Ordinarily failure to object in apt time to incompetent testimony will be regarded as a waiver of objection, and its admission is not assignable as error, but this rule is subject to an exception where the introduction or use of the evidence is forbidden by statute in the furtherance of public policy. S. v. Ballard, 79 N.C. 627; S. v. Gee, 92 N.C. 756; Broom v. Broom, 130 N.C. 562, 41 S.E. 673; Hooper v. Hooper, 165 N.C. 605, 81 S.E. 933; S. v. Reid, 178 N.C. 745, 101 S.E. 104; S. v. Aswell, 193 N.C. 399, 137 S.E. 174; S. v. Kluttz, 206 N.C. 726, 175 S.E. 81.
In Hooper v. Hooper, 165 N.C. 605, 81 S.E. 933, where evidence rendered incompetent by statute was admitted, the Court said: “In such case it became the duty of the trial judge to exclude the testimony, and his failure to do so must be held for reversible error, whether exception has been noted or not.” The headnote in S. v. Ballard, 79 N.C. 627, accurately states the rule: “In such cases it is the duty of the judge, on his own motion, to disallow the evidence.” And in Broom v.
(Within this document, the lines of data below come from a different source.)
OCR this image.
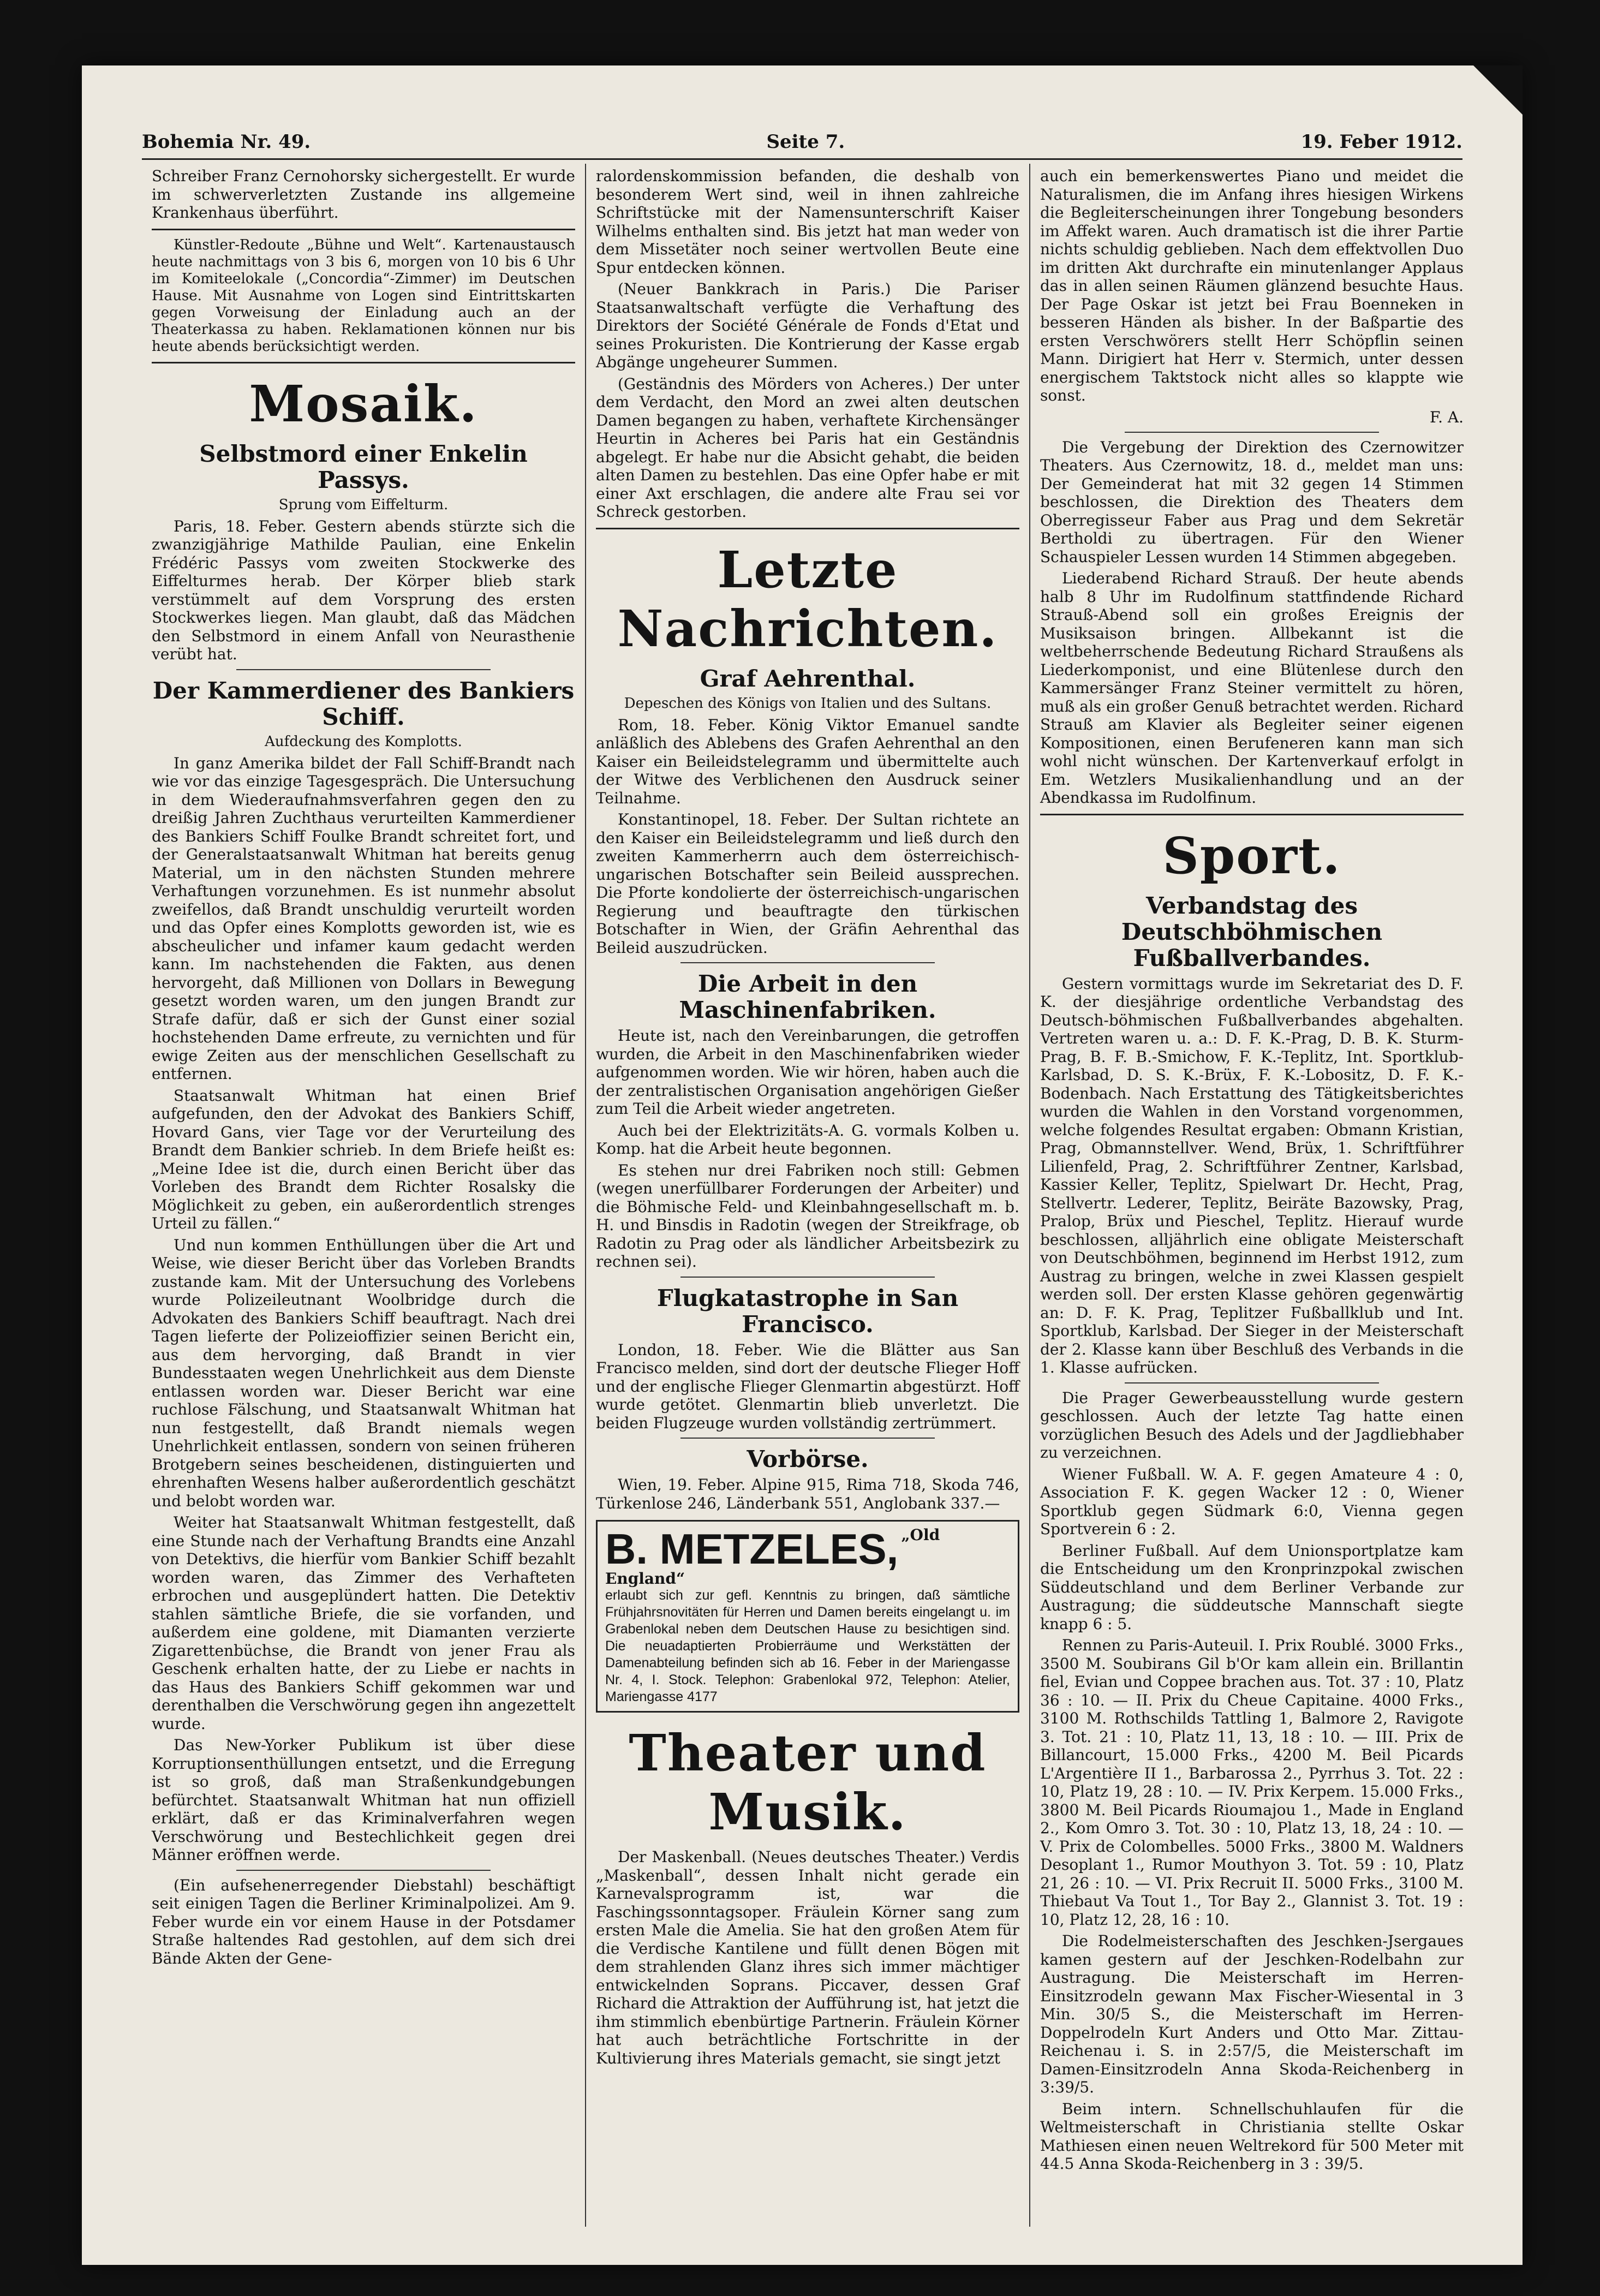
Bohemia Nr. 49.	Seite 7.	19. Feber 1912.

Schreiber Franz Cernohorsky sichergestellt. Er wurde im schwerverletzten Zustande ins allgemeine Krankenhaus überführt.

Künstler-Redoute „Bühne und Welt“. Kartenaustausch heute nachmittags von 3 bis 6, morgen von 10 bis 6 Uhr im Komiteelokale („Concordia“-Zimmer) im Deutschen Hause. Mit Ausnahme von Logen sind Eintrittskarten gegen Vorweisung der Einladung auch an der Theaterkassa zu haben. Reklamationen können nur bis heute abends berücksichtigt werden.

Mosaik.
Selbstmord einer Enkelin Passys.
Sprung vom Eiffelturm.

Paris, 18. Feber. Gestern abends stürzte sich die zwanzigjährige Mathilde Paulian, eine Enkelin Frédéric Passys vom zweiten Stockwerke des Eiffelturmes herab. Der Körper blieb stark verstümmelt auf dem Vorsprung des ersten Stockwerkes liegen. Man glaubt, daß das Mädchen den Selbstmord in einem Anfall von Neurasthenie verübt hat.

Der Kammerdiener des Bankiers Schiff.
Aufdeckung des Komplotts.

In ganz Amerika bildet der Fall Schiff-Brandt nach wie vor das einzige Tagesgespräch. Die Untersuchung in dem Wiederaufnahmsverfahren gegen den zu dreißig Jahren Zuchthaus verurteilten Kammerdiener des Bankiers Schiff Foulke Brandt schreitet fort, und der Generalstaatsanwalt Whitman hat bereits genug Material, um in den nächsten Stunden mehrere Verhaftungen vorzunehmen. Es ist nunmehr absolut zweifellos, daß Brandt unschuldig verurteilt worden und das Opfer eines Komplotts geworden ist, wie es abscheulicher und infamer kaum gedacht werden kann. Im nachstehenden die Fakten, aus denen hervorgeht, daß Millionen von Dollars in Bewegung gesetzt worden waren, um den jungen Brandt zur Strafe dafür, daß er sich der Gunst einer sozial hochstehenden Dame erfreute, zu vernichten und für ewige Zeiten aus der menschlichen Gesellschaft zu entfernen.

Staatsanwalt Whitman hat einen Brief aufgefunden, den der Advokat des Bankiers Schiff, Hovard Gans, vier Tage vor der Verurteilung des Brandt dem Bankier schrieb. In dem Briefe heißt es: „Meine Idee ist die, durch einen Bericht über das Vorleben des Brandt dem Richter Rosalsky die Möglichkeit zu geben, ein außerordentlich strenges Urteil zu fällen.“

Und nun kommen Enthüllungen über die Art und Weise, wie dieser Bericht über das Vorleben Brandts zustande kam. Mit der Untersuchung des Vorlebens wurde Polizeileutnant Woolbridge durch die Advokaten des Bankiers Schiff beauftragt. Nach drei Tagen lieferte der Polizeioffizier seinen Bericht ein, aus dem hervorging, daß Brandt in vier Bundesstaaten wegen Unehrlichkeit aus dem Dienste entlassen worden war. Dieser Bericht war eine ruchlose Fälschung, und Staatsanwalt Whitman hat nun festgestellt, daß Brandt niemals wegen Unehrlichkeit entlassen, sondern von seinen früheren Brotgebern seines bescheidenen, distinguierten und ehrenhaften Wesens halber außerordentlich geschätzt und belobt worden war.

Weiter hat Staatsanwalt Whitman festgestellt, daß eine Stunde nach der Verhaftung Brandts eine Anzahl von Detektivs, die hierfür vom Bankier Schiff bezahlt worden waren, das Zimmer des Verhafteten erbrochen und ausgeplündert hatten. Die Detektiv stahlen sämtliche Briefe, die sie vorfanden, und außerdem eine goldene, mit Diamanten verzierte Zigarettenbüchse, die Brandt von jener Frau als Geschenk erhalten hatte, der zu Liebe er nachts in das Haus des Bankiers Schiff gekommen war und derenthalben die Verschwörung gegen ihn angezettelt wurde.

Das New-Yorker Publikum ist über diese Korruptionsenthüllungen entsetzt, und die Erregung ist so groß, daß man Straßenkundgebungen befürchtet. Staatsanwalt Whitman hat nun offiziell erklärt, daß er das Kriminalverfahren wegen Verschwörung und Bestechlichkeit gegen drei Männer eröffnen werde.

(Ein aufsehenerregender Diebstahl) beschäftigt seit einigen Tagen die Berliner Kriminalpolizei. Am 9. Feber wurde ein vor einem Hause in der Potsdamer Straße haltendes Rad gestohlen, auf dem sich drei Bände Akten der Gene-

ralordenskommission befanden, die deshalb von besonderem Wert sind, weil in ihnen zahlreiche Schriftstücke mit der Namensunterschrift Kaiser Wilhelms enthalten sind. Bis jetzt hat man weder von dem Missetäter noch seiner wertvollen Beute eine Spur entdecken können.

(Neuer Bankkrach in Paris.) Die Pariser Staatsanwaltschaft verfügte die Verhaftung des Direktors der Société Générale de Fonds d'Etat und seines Prokuristen. Die Kontrierung der Kasse ergab Abgänge ungeheurer Summen.

(Geständnis des Mörders von Acheres.) Der unter dem Verdacht, den Mord an zwei alten deutschen Damen begangen zu haben, verhaftete Kirchensänger Heurtin in Acheres bei Paris hat ein Geständnis abgelegt. Er habe nur die Absicht gehabt, die beiden alten Damen zu bestehlen. Das eine Opfer habe er mit einer Axt erschlagen, die andere alte Frau sei vor Schreck gestorben.

Letzte Nachrichten.
Graf Aehrenthal.
Depeschen des Königs von Italien und des Sultans.

Rom, 18. Feber. König Viktor Emanuel sandte anläßlich des Ablebens des Grafen Aehrenthal an den Kaiser ein Beileidstelegramm und übermittelte auch der Witwe des Verblichenen den Ausdruck seiner Teilnahme.

Konstantinopel, 18. Feber. Der Sultan richtete an den Kaiser ein Beileidstelegramm und ließ durch den zweiten Kammerherrn auch dem österreichisch-ungarischen Botschafter sein Beileid aussprechen. Die Pforte kondolierte der österreichisch-ungarischen Regierung und beauftragte den türkischen Botschafter in Wien, der Gräfin Aehrenthal das Beileid auszudrücken.

Die Arbeit in den Maschinenfabriken.

Heute ist, nach den Vereinbarungen, die getroffen wurden, die Arbeit in den Maschinenfabriken wieder aufgenommen worden. Wie wir hören, haben auch die der zentralistischen Organisation angehörigen Gießer zum Teil die Arbeit wieder angetreten.

Auch bei der Elektrizitäts-A. G. vormals Kolben u. Komp. hat die Arbeit heute begonnen.

Es stehen nur drei Fabriken noch still: Gebmen (wegen unerfüllbarer Forderungen der Arbeiter) und die Böhmische Feld- und Kleinbahngesellschaft m. b. H. und Binsdis in Radotin (wegen der Streikfrage, ob Radotin zu Prag oder als ländlicher Arbeitsbezirk zu rechnen sei).

Flugkatastrophe in San Francisco.

London, 18. Feber. Wie die Blätter aus San Francisco melden, sind dort der deutsche Flieger Hoff und der englische Flieger Glenmartin abgestürzt. Hoff wurde getötet. Glenmartin blieb unverletzt. Die beiden Flugzeuge wurden vollständig zertrümmert.

Vorbörse.

Wien, 19. Feber. Alpine 915, Rima 718, Skoda 746, Türkenlose 246, Länderbank 551, Anglobank 337.—

B. METZELES, „Old England“
erlaubt sich zur gefl. Kenntnis zu bringen, daß sämtliche Frühjahrsnovitäten für Herren und Damen bereits eingelangt u. im Grabenlokal neben dem Deutschen Hause zu besichtigen sind. Die neuadaptierten Probierräume und Werkstätten der Damenabteilung befinden sich ab 16. Feber in der Mariengasse Nr. 4, I. Stock. Telephon: Grabenlokal 972, Telephon: Atelier, Mariengasse 4177
Theater und Musik.

Der Maskenball. (Neues deutsches Theater.) Verdis „Maskenball“, dessen Inhalt nicht gerade ein Karnevalsprogramm ist, war die Faschingssonntagsoper. Fräulein Körner sang zum ersten Male die Amelia. Sie hat den großen Atem für die Verdische Kantilene und füllt denen Bögen mit dem strahlenden Glanz ihres sich immer mächtiger entwickelnden Soprans. Piccaver, dessen Graf Richard die Attraktion der Aufführung ist, hat jetzt die ihm stimmlich ebenbürtige Partnerin. Fräulein Körner hat auch beträchtliche Fortschritte in der Kultivierung ihres Materials gemacht, sie singt jetzt

auch ein bemerkenswertes Piano und meidet die Naturalismen, die im Anfang ihres hiesigen Wirkens die Begleiterscheinungen ihrer Tongebung besonders im Affekt waren. Auch dramatisch ist die ihrer Partie nichts schuldig geblieben. Nach dem effektvollen Duo im dritten Akt durchrafte ein minutenlanger Applaus das in allen seinen Räumen glänzend besuchte Haus. Der Page Oskar ist jetzt bei Frau Boenneken in besseren Händen als bisher. In der Baßpartie des ersten Verschwörers stellt Herr Schöpflin seinen Mann. Dirigiert hat Herr v. Stermich, unter dessen energischem Taktstock nicht alles so klappte wie sonst.

F. A.

Die Vergebung der Direktion des Czernowitzer Theaters. Aus Czernowitz, 18. d., meldet man uns: Der Gemeinderat hat mit 32 gegen 14 Stimmen beschlossen, die Direktion des Theaters dem Oberregisseur Faber aus Prag und dem Sekretär Bertholdi zu übertragen. Für den Wiener Schauspieler Lessen wurden 14 Stimmen abgegeben.

Liederabend Richard Strauß. Der heute abends halb 8 Uhr im Rudolfinum stattfindende Richard Strauß-Abend soll ein großes Ereignis der Musiksaison bringen. Allbekannt ist die weltbeherrschende Bedeutung Richard Straußens als Liederkomponist, und eine Blütenlese durch den Kammersänger Franz Steiner vermittelt zu hören, muß als ein großer Genuß betrachtet werden. Richard Strauß am Klavier als Begleiter seiner eigenen Kompositionen, einen Berufeneren kann man sich wohl nicht wünschen. Der Kartenverkauf erfolgt in Em. Wetzlers Musikalienhandlung und an der Abendkassa im Rudolfinum.

Sport.
Verbandstag des Deutschböhmischen Fußballverbandes.

Gestern vormittags wurde im Sekretariat des D. F. K. der diesjährige ordentliche Verbandstag des Deutsch-böhmischen Fußballverbandes abgehalten. Vertreten waren u. a.: D. F. K.-Prag, D. B. K. Sturm-Prag, B. F. B.-Smichow, F. K.-Teplitz, Int. Sportklub-Karlsbad, D. S. K.-Brüx, F. K.-Lobositz, D. F. K.-Bodenbach. Nach Erstattung des Tätigkeitsberichtes wurden die Wahlen in den Vorstand vorgenommen, welche folgendes Resultat ergaben: Obmann Kristian, Prag, Obmannstellver. Wend, Brüx, 1. Schriftführer Lilienfeld, Prag, 2. Schriftführer Zentner, Karlsbad, Kassier Keller, Teplitz, Spielwart Dr. Hecht, Prag, Stellvertr. Lederer, Teplitz, Beiräte Bazowsky, Prag, Pralop, Brüx und Pieschel, Teplitz. Hierauf wurde beschlossen, alljährlich eine obligate Meisterschaft von Deutschböhmen, beginnend im Herbst 1912, zum Austrag zu bringen, welche in zwei Klassen gespielt werden soll. Der ersten Klasse gehören gegenwärtig an: D. F. K. Prag, Teplitzer Fußballklub und Int. Sportklub, Karlsbad. Der Sieger in der Meisterschaft der 2. Klasse kann über Beschluß des Verbands in die 1. Klasse aufrücken.

Die Prager Gewerbeausstellung wurde gestern geschlossen. Auch der letzte Tag hatte einen vorzüglichen Besuch des Adels und der Jagdliebhaber zu verzeichnen.

Wiener Fußball. W. A. F. gegen Amateure 4 : 0, Association F. K. gegen Wacker 12 : 0, Wiener Sportklub gegen Südmark 6:0, Vienna gegen Sportverein 6 : 2.

Berliner Fußball. Auf dem Unionsportplatze kam die Entscheidung um den Kronprinzpokal zwischen Süddeutschland und dem Berliner Verbande zur Austragung; die süddeutsche Mannschaft siegte knapp 6 : 5.

Rennen zu Paris-Auteuil. I. Prix Roublé. 3000 Frks., 3500 M. Soubirans Gil b'Or kam allein ein. Brillantin fiel, Evian und Coppee brachen aus. Tot. 37 : 10, Platz 36 : 10. — II. Prix du Cheue Capitaine. 4000 Frks., 3100 M. Rothschilds Tattling 1, Balmore 2, Ravigote 3. Tot. 21 : 10, Platz 11, 13, 18 : 10. — III. Prix de Billancourt, 15.000 Frks., 4200 M. Beil Picards L'Argentière II 1., Barbarossa 2., Pyrrhus 3. Tot. 22 : 10, Platz 19, 28 : 10. — IV. Prix Kerpem. 15.000 Frks., 3800 M. Beil Picards Rioumajou 1., Made in England 2., Kom Omro 3. Tot. 30 : 10, Platz 13, 18, 24 : 10. — V. Prix de Colombelles. 5000 Frks., 3800 M. Waldners Desoplant 1., Rumor Mouthyon 3. Tot. 59 : 10, Platz 21, 26 : 10. — VI. Prix Recruit II. 5000 Frks., 3100 M. Thiebaut Va Tout 1., Tor Bay 2., Glannist 3. Tot. 19 : 10, Platz 12, 28, 16 : 10.

Die Rodelmeisterschaften des Jeschken-Jsergaues kamen gestern auf der Jeschken-Rodelbahn zur Austragung. Die Meisterschaft im Herren-Einsitzrodeln gewann Max Fischer-Wiesental in 3 Min. 30/5 S., die Meisterschaft im Herren-Doppelrodeln Kurt Anders und Otto Mar. Zittau-Reichenau i. S. in 2:57/5, die Meisterschaft im Damen-Einsitzrodeln Anna Skoda-Reichenberg in 3:39/5.

Beim intern. Schnellschuhlaufen für die Weltmeisterschaft in Christiania stellte Oskar Mathiesen einen neuen Weltrekord für 500 Meter mit 44.5 Anna Skoda-Reichenberg in 3 : 39/5.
Broom, 130 N.C. 562, 41 S.E. 673, the Court said that failure to object to testimony prohibited by statute could not make it competent. “No exception at the time was necessary.”
In S. v. Reid, 178 N.C. 745, 101 S.E. 104, Justice Holce, speaking for the Court, said: “Under our statute, Revisal, Secs. 1634 and 35 (now G-.S. 8-57), the wife was neither competent nor compellable to testify to her husband’s hurt in a proceeding of this character and, a fortiori, her declarations against him should not be received when not made in his presence nor by his authority.”
While the statement attributed to the defendant’s wife does not contain a direct or positive admission of guilt on the part of her husband, the inference is unmistakably incriminating and harmful.
For the reasons stated we think a new trial should be awarded, and it is so ordered.